Title: Re: nobel prize question
Post by: RD on 31/05/2012 06:57:09
I like to ask what is the limit to human intelligence?

birth-canal width ... http://www.americanscientist.org/bookshelf/pub/the-benefits-of-a-long-childhood
Title: Re: nobel prize question
Post by: CliffordK on 31/05/2012 08:54:47
I like to ask what is the limit to human intelligence?
birth-canal width ... http://www.americanscientist.org/bookshelf/pub/the-benefits-of-a-long-childhood
That may have been a past limitation, but is no longer a limitation with humans being able to survive birth sizes from 1 lb to 10+ lbs.  (½ kilo to 5+ kilos).  And, there is no requirement for babies to be born through the birth canal, nor for one to wait for a natural childbirth.

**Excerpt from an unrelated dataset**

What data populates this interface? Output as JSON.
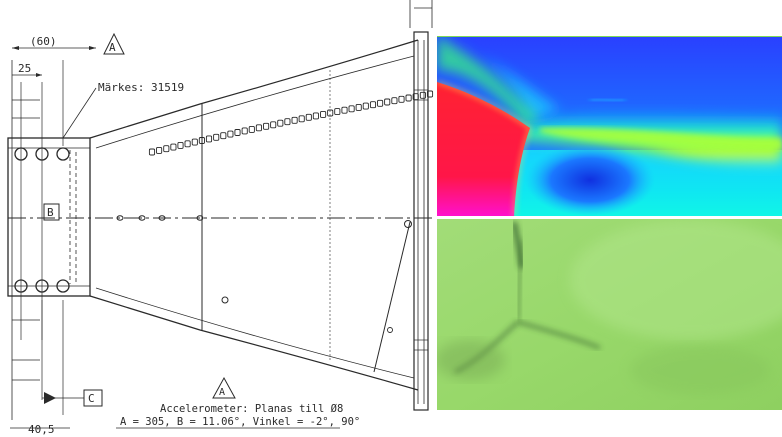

I did find an interesting study (http://www.bmj.com/content/323/7308/310?view=long&pmid=11498487) that correlates birth weight to intelligence, even through "normal" sizes.  The larger the baby, the higher the intelligence at school age, so smaller natural births would have potentially been bad for humanity.

However,

I had interpreted the statement to mean the Rise in IQ Points (http://en.wikipedia.org/wiki/Flynn_effect) which according to some is an average of about 3 IQ points per decade.  What is the reality behind the new super-preschools? 

At least when I was a child, parents would teach children the numbers and alphabet, but it was discouraged to teach the children to read before first grade.  Now, many schools expect all the children to know rudimentary reading, writing, and arithmetic before starting 1st grade, perhaps even before kindergarten.

With a tremendous amount of information available at one's fingertips, is there a limit to what a child can learn?

Or...

On the flip side, will we eventually just become TV Vegetables?